These Three Brexit Strongholds Actually Have Amazing Scandinavian Lunch Options

1. Swellingham West, home to Nørsk

Swellingham West’s primary manufacturing area of Dobston may look, smell, and feel like a Eurosceptic’s fever dream, but this woebegone country town actually boasts a world-class Norwegian farm-to-table restaurant right on its high street. 

2. Cumberlandcestershire, home to Havn Of Cumberlandcestershire

The fiercely conservative constituency of Cumberlandcestershire, wedged between the pro-Brexit heartlands of North Leicestershire and West Hampstershire South, overwhelmingly voted to leave the European Union, but that didn’t stop Finnish celebrity chef Främ Lundt from opening a stylish Scandinavian joint smack in the middle of its biggest town. Three years on, the residents of this forgotten county remain resolutely in favor of a hard Brexit, but based on the lunchtime crowds at Havn of Cumberlandcestershire, one thing remains certain: deal or no deal, Cumberlandcestershire just wouldn’t be Cumberlandcestershire without Havn of Cumberlandcestershire.

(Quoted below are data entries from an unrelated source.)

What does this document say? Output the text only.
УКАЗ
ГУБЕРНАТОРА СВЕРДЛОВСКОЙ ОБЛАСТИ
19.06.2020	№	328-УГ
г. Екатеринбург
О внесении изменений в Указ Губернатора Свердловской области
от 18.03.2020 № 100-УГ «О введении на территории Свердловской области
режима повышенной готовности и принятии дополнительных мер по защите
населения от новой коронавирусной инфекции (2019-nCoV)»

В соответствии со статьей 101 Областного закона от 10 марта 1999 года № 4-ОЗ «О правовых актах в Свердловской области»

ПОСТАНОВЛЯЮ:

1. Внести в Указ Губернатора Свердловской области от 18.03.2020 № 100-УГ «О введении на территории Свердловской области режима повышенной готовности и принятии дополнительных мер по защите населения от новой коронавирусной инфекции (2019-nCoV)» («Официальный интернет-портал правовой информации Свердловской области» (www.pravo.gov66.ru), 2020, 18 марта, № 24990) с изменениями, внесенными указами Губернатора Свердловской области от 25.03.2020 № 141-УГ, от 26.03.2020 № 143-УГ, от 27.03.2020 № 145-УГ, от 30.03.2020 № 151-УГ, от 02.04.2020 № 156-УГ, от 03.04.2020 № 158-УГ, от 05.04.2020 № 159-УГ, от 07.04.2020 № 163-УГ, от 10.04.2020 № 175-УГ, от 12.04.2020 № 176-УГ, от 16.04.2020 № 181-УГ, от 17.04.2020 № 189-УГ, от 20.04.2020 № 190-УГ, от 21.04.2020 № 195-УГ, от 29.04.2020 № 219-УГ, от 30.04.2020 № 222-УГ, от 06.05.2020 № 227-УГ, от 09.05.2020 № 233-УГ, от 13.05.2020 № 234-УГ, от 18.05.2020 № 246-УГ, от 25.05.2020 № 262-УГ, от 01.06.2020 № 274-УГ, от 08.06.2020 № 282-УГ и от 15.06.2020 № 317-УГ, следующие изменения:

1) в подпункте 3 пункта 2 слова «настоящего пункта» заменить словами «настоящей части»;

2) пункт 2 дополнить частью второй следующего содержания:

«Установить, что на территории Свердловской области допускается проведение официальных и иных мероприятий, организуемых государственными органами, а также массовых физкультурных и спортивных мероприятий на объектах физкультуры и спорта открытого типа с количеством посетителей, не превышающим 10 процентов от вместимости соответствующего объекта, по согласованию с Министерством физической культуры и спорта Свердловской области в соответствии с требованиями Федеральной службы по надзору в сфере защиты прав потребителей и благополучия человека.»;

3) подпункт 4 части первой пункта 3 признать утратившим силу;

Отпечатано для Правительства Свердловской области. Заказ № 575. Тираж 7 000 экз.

3. East Twixton North, home to Mälm

If you’d told me after the 2016 Brexit vote that Rene Redzepi, the mastermind behind Noma, would shutter his Copenhagen game-changer and move to a Dickensian hellhole north of South Dottingham and just east of West Twombley, I would have laughed you right out Hamchester (between Chesthampton and Clamcestershire). But I guess it’s time for me to eat my wjords, because Redzepi has opened Noma successor Mälm in a corner of Britain so decisively pro-Brexit that he has to show his passport just to come into work. East Twixton North may have voted conclusively to send England back to the stone age, but Mälm’s midday menu of locally foraged mushrooms and Danish wildflowers is definitive proof that Great Britain and New Nordic cuisine are stronger together. Reservations essential. No foreigners.